Faceless

This short story is part of the Norse fantasy novel-in-progress Flight of the Valkyrie The Tenth Rune. The cosmogony of Askrlim is similar in many ways to Norse myth here on Earth, but I didn't want to be constrained by thousand-year-old tales and outmoded concepts so I recreated the whole thing. This also gave me the opportunity to pare down the Pantheon to something more manageable and interconnected, as well as to reduce the sexism inherent in the myth. This story is about Thousand-face, a female deity inspired by the Loki of Norse myth. It will probably be included in the full novel, unless I break the cosmogony out into a separate resource.
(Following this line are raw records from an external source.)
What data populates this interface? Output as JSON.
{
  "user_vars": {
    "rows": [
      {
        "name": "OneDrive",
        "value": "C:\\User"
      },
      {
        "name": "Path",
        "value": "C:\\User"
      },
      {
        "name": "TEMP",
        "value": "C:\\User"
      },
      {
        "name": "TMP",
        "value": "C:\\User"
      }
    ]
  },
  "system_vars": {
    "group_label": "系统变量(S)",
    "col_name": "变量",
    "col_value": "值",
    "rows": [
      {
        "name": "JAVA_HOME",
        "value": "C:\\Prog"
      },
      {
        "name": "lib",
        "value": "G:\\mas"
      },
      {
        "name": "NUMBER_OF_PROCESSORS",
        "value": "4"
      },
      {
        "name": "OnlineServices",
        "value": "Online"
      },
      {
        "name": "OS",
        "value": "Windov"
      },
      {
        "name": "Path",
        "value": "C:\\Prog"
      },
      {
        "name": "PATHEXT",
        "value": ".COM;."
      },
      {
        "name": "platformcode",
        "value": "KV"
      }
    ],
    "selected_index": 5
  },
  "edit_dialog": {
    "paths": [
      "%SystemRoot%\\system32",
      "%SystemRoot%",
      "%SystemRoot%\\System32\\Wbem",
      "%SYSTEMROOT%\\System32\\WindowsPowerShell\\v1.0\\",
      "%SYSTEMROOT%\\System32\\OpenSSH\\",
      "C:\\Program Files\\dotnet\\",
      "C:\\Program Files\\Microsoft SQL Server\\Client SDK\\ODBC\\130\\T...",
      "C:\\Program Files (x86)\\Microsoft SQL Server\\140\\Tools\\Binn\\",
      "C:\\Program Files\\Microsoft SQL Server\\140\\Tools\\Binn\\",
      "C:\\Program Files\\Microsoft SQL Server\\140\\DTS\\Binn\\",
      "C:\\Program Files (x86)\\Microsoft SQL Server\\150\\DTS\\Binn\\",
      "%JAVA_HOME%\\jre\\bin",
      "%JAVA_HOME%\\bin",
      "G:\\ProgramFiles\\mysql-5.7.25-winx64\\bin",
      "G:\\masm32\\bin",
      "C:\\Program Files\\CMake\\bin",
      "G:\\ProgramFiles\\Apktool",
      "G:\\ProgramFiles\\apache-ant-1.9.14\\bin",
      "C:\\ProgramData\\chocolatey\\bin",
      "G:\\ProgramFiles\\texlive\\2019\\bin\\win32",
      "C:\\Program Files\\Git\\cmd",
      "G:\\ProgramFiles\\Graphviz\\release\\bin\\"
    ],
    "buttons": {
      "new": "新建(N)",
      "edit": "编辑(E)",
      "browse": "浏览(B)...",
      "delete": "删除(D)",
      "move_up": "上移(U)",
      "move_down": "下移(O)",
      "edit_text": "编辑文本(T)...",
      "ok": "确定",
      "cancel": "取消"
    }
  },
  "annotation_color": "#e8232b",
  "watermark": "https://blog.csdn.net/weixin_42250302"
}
I hope you enjoy!



I was born in the frost and my mother hated me. She, a giantess that any form could take, changed to the form of the queen of the gods, and in this shape seduced the master of runes, the Allfather.

The motive of this giantess, none can say, but this is my origin. Half monster-giant, half god, I was born and her hate for me the moment I was born only grew with each sob I made in the cold. Only half frost it bit at my infant’s tears and blackened my face in streaks where they fell.

Before I was a week old she left me in the ice outside the great castle of the gods, naked and freezing and starving and too young to know what to do.

The first night I was outside the castle the great wolf Suneater looked at me as he chased the sun endlessly through the sky. Though I was but a babe, the wolf was filled with lust for me. Maybe he saw part of my mother, a facet of the infinite shapes like a shard of glass, and maybe the form that caught his eye was not a child but a great she-wolf there in the snow, with a coat that was long and red and as glossy as river ice. Great Suneater ceased his pursuit of the ball of light and came down to the realm of the gods, and mated with the tiny infant with a million forms but none of her own. This was the very first day since the world was made that the sun did not set. Every year, in the coldest of winter, he leaves the sky again, looking for his favorite bitch to mount again, and for these few days each year the sun can stop running across the sky and hiding behind the world.

Of this horrid union, before the sun even rose again, a baby was born from me, though I was still too young for solid food. It was a wolf like its father, and it wouldn’t leave my side. It killed a rabbit and brought me the corpse and I drank the blood and the blood sustained me and kept me alive for another day. It let me sleep in the warmth of its fur and its heat protected me from the cold that would surely have killed me.

The next day the men-gods left their fortress and there outside the gate they found me, a naked baby girl, half god and half giant, with the blood of my hymen and the afterbirth between my legs and the blood of a hare on my jaw, curled up in the fur of a mighty wolf. They say the Allfather, the king of the gods, knew immediately where I came from and why I was there. He was a good king, they say, and he wouldn’t allow any child of his -- even a bastard half-breed born of deceit -- to live in the frost to be raised by her own monster child. He determined that day to protect me and raise me in his domain alongside his own beautiful god children.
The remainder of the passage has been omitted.